Notable Open-Source Models
| Model | Organization | Architecture Type | Vision Encoder | LLM Backbone | Key Features |
|---|---|---|---|---|---|
| LLaVA-NeXT | Multi-institution | Projection-based | CLIP/SigLIP | LLaMA/Qwen | Dynamic resolution, continuous iteration |
| InternVL 2.5 | Shanghai AI Lab | Projection-based | InternViT-6B | InternLM2 | Very large vision encoder |
| Qwen2-VL | Alibaba | Projection-based | ViT (in-house) | Qwen2 | Dynamic resolution, video understanding |
| DeepSeek-VL2 | DeepSeek | Projection-based | SigLIP | DeepSeek MoE | MoE + multimodal |
| Phi-3 Vision | Microsoft | Projection-based | CLIP | Phi-3 | Strong performance from a small model |
| CogVLM2 | Zhipu AI | With additional visual expert | EVA2-CLIP | CogLM | Visual expert layers |
MoE for Multimodal Models
Mixture of Experts (MoE) architectures have been incorporated into multimodal large models to achieve more efficient parameter utilization. For a detailed discussion of MoE, see the Scaling and Architecture notes.
Core ideas:
- Inputs from different modalities can be routed to different experts
- Visual tokens and text tokens may activate different FFN experts
- Large total parameter counts can be maintained while keeping inference costs under control
Generative Multimodal Models
Generative multimodal models go beyond "look at an image and describe it." They can:
- Understand images, video, and audio
- Generate images, video, and audio
- Edit and modify multimodal content
Core Ideas (Two Approaches)
Approach A: LLM as the brain + external generative models (Diffusion / Flow)
Approach A:
Input (text/image) → Understanding Module → LLM (planning + reasoning) → Generation instructions
↓
External Generative Model (SD / DALL-E) → Generated output
Representatives: Visual ChatGPT, NExT-GPT
Approach B: Unified discrete token (VQ) framework where the LLM directly predicts multimodal tokens
Approach B:
Image → VQ Tokenizer → Discrete Tokens ─┐
├→ Unified Transformer → Output Tokens → Detokenizer
Text → BPE Tokenizer → Text Tokens ─┘
Representatives: Chameleon (Meta), Emu3
Representative Models
- GPT-4o: The leading omni model — unified understanding and generation of text, images, and audio
- Gemini series: A full multimodal suite with native support for multimodal input and output
- Janus (DeepSeek): Decouples understanding and generation into two pathways while sharing an LLM backbone
Evaluation Benchmarks
| Benchmark | What It Evaluates | Key Features |
|---|---|---|
| MMBench | Multi-dimensional visual understanding | Covers 20+ dimensions including perception, reasoning, and knowledge |
| MMMU | Multi-discipline multimodal understanding | College-level multimodal Q&A |
| MME | Perception + cognition capabilities | Yes/No question format with clear scoring |
| SEED-Bench | Multimodal understanding (image + video) | Covers 12 evaluation dimensions |
| MathVista | Mathematical visual reasoning | Charts, geometry, and other math-related visual reasoning |
| OCRBench | OCR and document understanding | Text recognition, table understanding, document Q&A |
| RealWorldQA | Real-world understanding | Visual Q&A in real-world scenarios |
| Video-MME | Video understanding | Multi-dimensional evaluation across videos of varying lengths |
Summary
The development trajectory of multimodal large models is clear:
- Projection-based architectures have become the mainstream thanks to their simplicity and efficiency. LLaVA and its follow-up work have demonstrated the effectiveness of MLP projectors.

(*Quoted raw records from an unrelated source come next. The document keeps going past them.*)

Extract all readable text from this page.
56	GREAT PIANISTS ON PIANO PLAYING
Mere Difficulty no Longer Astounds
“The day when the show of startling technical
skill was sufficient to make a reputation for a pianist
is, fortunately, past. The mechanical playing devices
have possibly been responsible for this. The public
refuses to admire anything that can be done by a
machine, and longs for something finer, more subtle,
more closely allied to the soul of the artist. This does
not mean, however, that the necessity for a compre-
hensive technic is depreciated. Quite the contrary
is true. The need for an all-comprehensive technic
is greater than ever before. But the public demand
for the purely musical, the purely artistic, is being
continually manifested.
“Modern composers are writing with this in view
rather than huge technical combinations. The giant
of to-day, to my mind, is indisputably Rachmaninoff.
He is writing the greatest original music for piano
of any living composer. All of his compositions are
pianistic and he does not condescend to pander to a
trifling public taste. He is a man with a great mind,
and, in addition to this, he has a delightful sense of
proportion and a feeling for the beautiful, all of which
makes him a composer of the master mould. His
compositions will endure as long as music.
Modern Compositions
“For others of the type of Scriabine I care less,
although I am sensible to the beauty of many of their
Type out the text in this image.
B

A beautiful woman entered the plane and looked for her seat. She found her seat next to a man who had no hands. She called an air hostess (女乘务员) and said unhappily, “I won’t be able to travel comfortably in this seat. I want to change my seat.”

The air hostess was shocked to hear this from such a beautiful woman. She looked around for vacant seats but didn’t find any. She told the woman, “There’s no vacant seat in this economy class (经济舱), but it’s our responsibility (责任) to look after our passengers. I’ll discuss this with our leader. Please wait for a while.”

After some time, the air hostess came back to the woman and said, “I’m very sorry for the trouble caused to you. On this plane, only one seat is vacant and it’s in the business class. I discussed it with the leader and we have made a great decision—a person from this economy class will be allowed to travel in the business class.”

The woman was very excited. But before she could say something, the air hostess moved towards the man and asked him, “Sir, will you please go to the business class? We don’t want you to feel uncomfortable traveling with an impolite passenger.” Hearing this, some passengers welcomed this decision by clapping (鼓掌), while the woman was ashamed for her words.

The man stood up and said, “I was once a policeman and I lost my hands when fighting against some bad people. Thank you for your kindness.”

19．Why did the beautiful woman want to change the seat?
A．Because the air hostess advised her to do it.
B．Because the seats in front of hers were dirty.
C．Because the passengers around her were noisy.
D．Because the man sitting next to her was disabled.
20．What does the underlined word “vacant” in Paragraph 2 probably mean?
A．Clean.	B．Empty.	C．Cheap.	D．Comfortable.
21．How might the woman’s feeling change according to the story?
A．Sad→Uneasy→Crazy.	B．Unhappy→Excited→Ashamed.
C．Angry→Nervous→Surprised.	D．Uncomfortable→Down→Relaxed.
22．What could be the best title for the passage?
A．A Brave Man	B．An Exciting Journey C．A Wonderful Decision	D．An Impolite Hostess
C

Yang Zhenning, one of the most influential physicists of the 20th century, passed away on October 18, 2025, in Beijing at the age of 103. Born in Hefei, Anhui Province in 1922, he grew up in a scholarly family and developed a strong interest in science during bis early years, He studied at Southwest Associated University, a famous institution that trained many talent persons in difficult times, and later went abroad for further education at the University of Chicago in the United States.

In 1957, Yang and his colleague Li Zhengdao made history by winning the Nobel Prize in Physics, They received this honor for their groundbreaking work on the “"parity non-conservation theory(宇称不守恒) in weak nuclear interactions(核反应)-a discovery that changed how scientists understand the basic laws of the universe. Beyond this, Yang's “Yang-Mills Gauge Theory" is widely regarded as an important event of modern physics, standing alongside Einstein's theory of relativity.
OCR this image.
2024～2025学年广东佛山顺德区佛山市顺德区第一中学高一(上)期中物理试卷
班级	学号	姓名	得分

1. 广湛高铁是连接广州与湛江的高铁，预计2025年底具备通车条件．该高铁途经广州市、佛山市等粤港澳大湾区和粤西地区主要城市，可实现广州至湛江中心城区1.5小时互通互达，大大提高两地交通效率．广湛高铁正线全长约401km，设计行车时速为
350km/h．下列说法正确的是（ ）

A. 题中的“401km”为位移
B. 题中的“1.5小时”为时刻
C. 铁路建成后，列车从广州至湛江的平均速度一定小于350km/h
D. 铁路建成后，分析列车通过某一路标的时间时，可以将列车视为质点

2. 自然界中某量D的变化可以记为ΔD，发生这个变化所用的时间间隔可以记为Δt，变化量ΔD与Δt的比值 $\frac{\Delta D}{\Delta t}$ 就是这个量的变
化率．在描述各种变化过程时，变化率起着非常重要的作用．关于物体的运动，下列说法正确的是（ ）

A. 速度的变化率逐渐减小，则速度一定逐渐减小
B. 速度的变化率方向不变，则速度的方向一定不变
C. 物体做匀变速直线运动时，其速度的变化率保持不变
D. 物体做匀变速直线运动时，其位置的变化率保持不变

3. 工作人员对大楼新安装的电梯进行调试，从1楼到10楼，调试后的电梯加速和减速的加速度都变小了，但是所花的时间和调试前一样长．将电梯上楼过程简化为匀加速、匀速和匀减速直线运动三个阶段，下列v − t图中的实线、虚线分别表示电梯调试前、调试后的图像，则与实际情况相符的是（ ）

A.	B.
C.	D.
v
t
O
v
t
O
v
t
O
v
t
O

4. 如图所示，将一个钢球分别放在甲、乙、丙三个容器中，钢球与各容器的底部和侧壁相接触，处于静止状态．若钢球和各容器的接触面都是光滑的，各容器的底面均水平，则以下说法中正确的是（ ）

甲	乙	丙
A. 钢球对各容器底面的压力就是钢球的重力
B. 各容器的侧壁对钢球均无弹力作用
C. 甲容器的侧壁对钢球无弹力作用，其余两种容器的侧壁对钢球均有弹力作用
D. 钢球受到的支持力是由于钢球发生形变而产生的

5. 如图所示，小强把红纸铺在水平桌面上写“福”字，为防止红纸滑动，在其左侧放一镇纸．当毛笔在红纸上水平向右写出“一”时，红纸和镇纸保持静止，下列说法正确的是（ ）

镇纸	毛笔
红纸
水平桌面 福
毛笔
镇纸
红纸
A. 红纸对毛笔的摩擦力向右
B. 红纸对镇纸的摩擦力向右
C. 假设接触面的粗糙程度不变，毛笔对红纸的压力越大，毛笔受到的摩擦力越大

- Compression-based architectures remain valuable in scenarios where token count must be controlled.
- One-Backbone architectures represent the future direction — native multimodality avoids information bottlenecks between modules.
- Generative multimodal models are evolving from "understanding only" toward a unified "understanding + generation" paradigm.
Current key trends in MLLMs: higher resolution, longer video, more modalities, and stronger reasoning.